With the commitment of Clark right-hander Jake Neely, Arizona State again locked in at least one of the premier prospects in Texas. Kansas State has also made a habit of doing the same and this year’s version is St. Thomas two-way prospect Donte Lewis, who has a ton of untapped potential on the mound but is also a really talented right-handed hitting infielder. Considering the ties Rob Childress has in the state and how much new assistant coach Mike Sirianni recruited Texas while he was at Wichita State, we’ll probably see Nebraska continue to end up landing some promising players from Texas. Navasota left-handed hitting infielder Devin Nunez is going to arrive in Lincoln able to push for immediate playing time. Cooper Markle showed this fall he’s one of the best left-handed hitters in Texas and Aiden White and Blake Encarnacion were both shrewd adds on the pitching side.

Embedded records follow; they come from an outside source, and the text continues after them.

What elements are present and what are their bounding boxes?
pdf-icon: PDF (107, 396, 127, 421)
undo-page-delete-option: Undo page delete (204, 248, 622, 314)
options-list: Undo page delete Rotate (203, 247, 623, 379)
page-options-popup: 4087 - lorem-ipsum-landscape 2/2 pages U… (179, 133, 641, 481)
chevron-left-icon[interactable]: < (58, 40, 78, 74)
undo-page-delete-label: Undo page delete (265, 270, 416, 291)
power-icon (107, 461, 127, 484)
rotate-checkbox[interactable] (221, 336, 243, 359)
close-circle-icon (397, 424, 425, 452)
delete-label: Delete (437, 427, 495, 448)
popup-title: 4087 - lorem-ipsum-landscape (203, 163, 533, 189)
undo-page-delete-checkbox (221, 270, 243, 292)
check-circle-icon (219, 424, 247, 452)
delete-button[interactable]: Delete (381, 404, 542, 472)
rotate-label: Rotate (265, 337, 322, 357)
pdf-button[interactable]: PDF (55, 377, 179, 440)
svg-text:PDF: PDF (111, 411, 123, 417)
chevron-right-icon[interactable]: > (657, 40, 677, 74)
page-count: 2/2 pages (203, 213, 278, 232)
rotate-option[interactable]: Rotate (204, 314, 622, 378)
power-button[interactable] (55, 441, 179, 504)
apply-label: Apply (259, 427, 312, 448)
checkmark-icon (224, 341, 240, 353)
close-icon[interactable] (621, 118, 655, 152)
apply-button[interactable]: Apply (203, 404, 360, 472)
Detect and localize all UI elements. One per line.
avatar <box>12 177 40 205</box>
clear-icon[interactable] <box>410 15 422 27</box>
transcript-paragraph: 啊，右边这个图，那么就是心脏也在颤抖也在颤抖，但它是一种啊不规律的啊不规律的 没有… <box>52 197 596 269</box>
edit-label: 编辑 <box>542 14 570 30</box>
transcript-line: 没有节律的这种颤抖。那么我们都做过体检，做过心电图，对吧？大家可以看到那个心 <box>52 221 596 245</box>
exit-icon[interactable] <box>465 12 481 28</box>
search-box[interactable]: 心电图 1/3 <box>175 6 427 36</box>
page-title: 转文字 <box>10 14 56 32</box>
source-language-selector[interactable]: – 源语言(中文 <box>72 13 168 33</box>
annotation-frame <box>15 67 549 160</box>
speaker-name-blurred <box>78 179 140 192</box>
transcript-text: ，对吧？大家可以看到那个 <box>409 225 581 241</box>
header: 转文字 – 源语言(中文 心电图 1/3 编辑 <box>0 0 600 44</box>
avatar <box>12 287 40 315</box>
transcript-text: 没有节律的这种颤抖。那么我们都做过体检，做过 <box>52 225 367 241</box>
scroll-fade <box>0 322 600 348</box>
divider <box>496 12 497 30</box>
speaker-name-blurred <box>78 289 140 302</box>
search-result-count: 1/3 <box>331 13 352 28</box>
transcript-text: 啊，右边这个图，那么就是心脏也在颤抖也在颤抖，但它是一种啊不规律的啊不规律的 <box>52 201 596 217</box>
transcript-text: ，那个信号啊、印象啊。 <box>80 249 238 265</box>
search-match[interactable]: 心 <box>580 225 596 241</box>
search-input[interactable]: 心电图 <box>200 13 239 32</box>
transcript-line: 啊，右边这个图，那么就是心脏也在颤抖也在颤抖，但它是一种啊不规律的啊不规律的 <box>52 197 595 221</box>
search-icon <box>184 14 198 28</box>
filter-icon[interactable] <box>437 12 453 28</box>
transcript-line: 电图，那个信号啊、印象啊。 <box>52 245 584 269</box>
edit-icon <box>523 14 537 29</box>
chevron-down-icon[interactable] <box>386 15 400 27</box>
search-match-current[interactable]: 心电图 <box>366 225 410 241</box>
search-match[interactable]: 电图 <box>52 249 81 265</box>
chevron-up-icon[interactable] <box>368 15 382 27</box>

A few more of my favorite recruiting wins for programs…
East Texas Baptist University does a phenomenal job in Texas and getting Chance Crawford from Bryan was a major win. This summer, Crawford, a left-handed hitting center fielder, ran a 6.34 60-yard dash, had a 36.9-inch vertical jump and a 116-inch broad jump. Good luck finding a better athlete in Texas. I watched him time smack line drives against low 90s velocity this summer. Our Lady of the Lake University gained a commitment from Brandeis’ Drew Saucedo, another really impressive athlete from the Texas Twelve program who can fly and hit. All Allen infielder Tate Greene did during the spring and summer is hit homers. Central Arkansas likely landed a key contributor sooner than later for its program.
It's not an accident…
Now in my third fall with Five Tool, the more I cover high school baseball the more one thing becomes obvious: the coaching staffs who truly work, get on the road to see players and use their relationships around the region to find players are the coaching staffs who benefit the most this time of the year. And that applies to all levels – major D1, mid-major D1, D2, JUCO and D3.